The Trillion-Dollar Bet on Never-Ending Demand
Strip away the record-book framing and SK Hynix's Nasdaq debut is really a single wager: that artificial intelligence has permanently rewired the memory business. For four decades, memory chips have run on a brutal cycle - demand spikes, everyone builds capacity, oversupply crashes prices, factories idle, repeat. The premise behind this listing, as Bloomberg framed it, is that AI has broken that cycle for good [1]. The evidence investors are leaning on is the product SK Hynix dominates: high-bandwidth memory, or HBM, the specialized stacked-DRAM that sits next to Nvidia's AI GPUs and feeds them data fast enough to keep the chips busy.
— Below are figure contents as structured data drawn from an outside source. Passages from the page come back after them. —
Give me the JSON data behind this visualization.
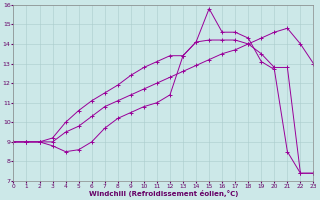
{
  "bg_color": "#cce8e8",
  "line_color": "#990099",
  "grid_color": "#aacccc",
  "xlabel": "Windchill (Refroidissement éolien,°C)",
  "xlim": [
    0,
    23
  ],
  "ylim": [
    7,
    16
  ],
  "yticks": [
    7,
    8,
    9,
    10,
    11,
    12,
    13,
    14,
    15,
    16
  ],
  "xticks": [
    0,
    1,
    2,
    3,
    4,
    5,
    6,
    7,
    8,
    9,
    10,
    11,
    12,
    13,
    14,
    15,
    16,
    17,
    18,
    19,
    20,
    21,
    22,
    23
  ],
  "curve1_x": [
    0,
    1,
    2,
    3,
    4,
    5,
    6,
    7,
    8,
    9,
    10,
    11,
    12,
    13,
    14,
    15,
    16,
    17,
    18,
    19,
    20,
    21,
    22,
    23
  ],
  "curve1_y": [
    9.0,
    9.0,
    9.0,
    8.8,
    8.5,
    8.6,
    9.0,
    9.7,
    10.2,
    10.5,
    10.8,
    11.0,
    11.4,
    13.4,
    14.1,
    14.2,
    14.2,
    14.2,
    14.0,
    13.5,
    12.8,
    12.8,
    7.4,
    7.4
  ],
  "curve2_x": [
    0,
    1,
    2,
    3,
    4,
    5,
    6,
    7,
    8,
    9,
    10,
    11,
    12,
    13,
    14,
    15,
    16,
    17,
    18,
    19,
    20,
    21,
    22,
    23
  ],
  "curve2_y": [
    9.0,
    9.0,
    9.0,
    9.0,
    9.5,
    9.8,
    10.3,
    10.8,
    11.1,
    11.4,
    11.7,
    12.0,
    12.3,
    12.6,
    12.9,
    13.2,
    13.5,
    13.7,
    14.0,
    14.3,
    14.6,
    14.8,
    14.0,
    13.0
  ],
  "curve3_x": [
    0,
    1,
    2,
    3,
    4,
    5,
    6,
    7,
    8,
    9,
    10,
    11,
    12,
    13,
    14,
    15,
    16,
    17,
    18,
    19,
    20,
    21,
    22,
    23
  ],
  "curve3_y": [
    9.0,
    9.0,
    9.0,
    9.2,
    10.0,
    10.6,
    11.1,
    11.5,
    11.9,
    12.4,
    12.8,
    13.1,
    13.4,
    13.4,
    14.1,
    15.8,
    14.6,
    14.6,
    14.3,
    13.1,
    12.7,
    8.5,
    7.4,
    7.4
  ]
}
Without enough HBM, an AI accelerator starves. SK Hynix supplied roughly 52.5% of that market in 2024 [2], which effectively makes it a chokepoint for the entire AI buildout.
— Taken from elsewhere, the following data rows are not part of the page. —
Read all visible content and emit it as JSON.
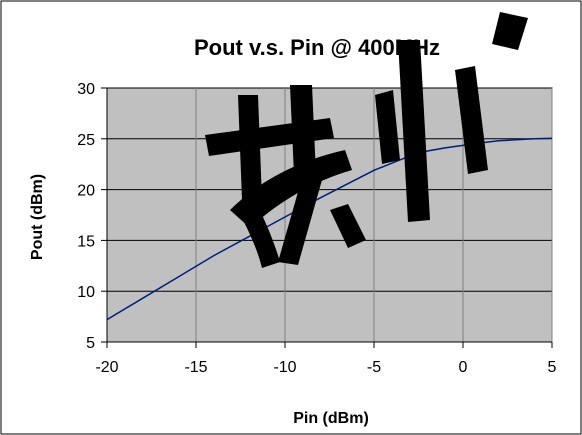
{
  "chart_data": {
    "type": "line",
    "title": "Pout v.s. Pin @ 400MHz",
    "xlabel": "Pin (dBm)",
    "ylabel": "Pout (dBm)",
    "xlim": [
      -20,
      5
    ],
    "ylim": [
      5,
      30
    ],
    "xticks": [
      -20,
      -15,
      -10,
      -5,
      0,
      5
    ],
    "yticks": [
      5,
      10,
      15,
      20,
      25,
      30
    ],
    "x_tick_labels": [
      "-20",
      "-15",
      "-10",
      "-5",
      "0",
      "5"
    ],
    "y_tick_labels": [
      "5",
      "10",
      "15",
      "20",
      "25",
      "30"
    ],
    "grid": "horizontal and vertical",
    "legend": "none",
    "colors": {
      "plot_background": "#c0c0c0",
      "line": "#001f7a",
      "grid": "#000000",
      "watermark": "#000000"
    },
    "series": [
      {
        "x": [
          -20,
          -18,
          -16,
          -14,
          -12,
          -10,
          -8,
          -6,
          -5,
          -4,
          -3,
          -2,
          -1,
          0,
          1,
          2,
          3,
          4,
          5
        ],
        "y": [
          7.2,
          9.3,
          11.4,
          13.5,
          15.4,
          17.3,
          19.2,
          21.0,
          21.9,
          22.6,
          23.3,
          23.8,
          24.1,
          24.35,
          24.6,
          24.8,
          24.9,
          25.0,
          25.05
        ]
      }
    ]
  },
  "watermark": "苏州"
}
The most striking part is that the company's own chief executive is not selling a soft landing - he is selling scarcity. Kwak Noh-jung said on debut week that 2027 will be 'the worst year in the industry's history from the supply perspective' and that demand will outrun capacity even beyond 2030 [3]. That is an unusual pitch: raise tens of billions to expand, then warn that even the expansion will not be enough. For bulls, the shortage forecast is the whole thesis - it implies pricing power and fat margins for years. The debut, in other words, is not priced as a chipmaker. It is priced as the toll road for AI compute.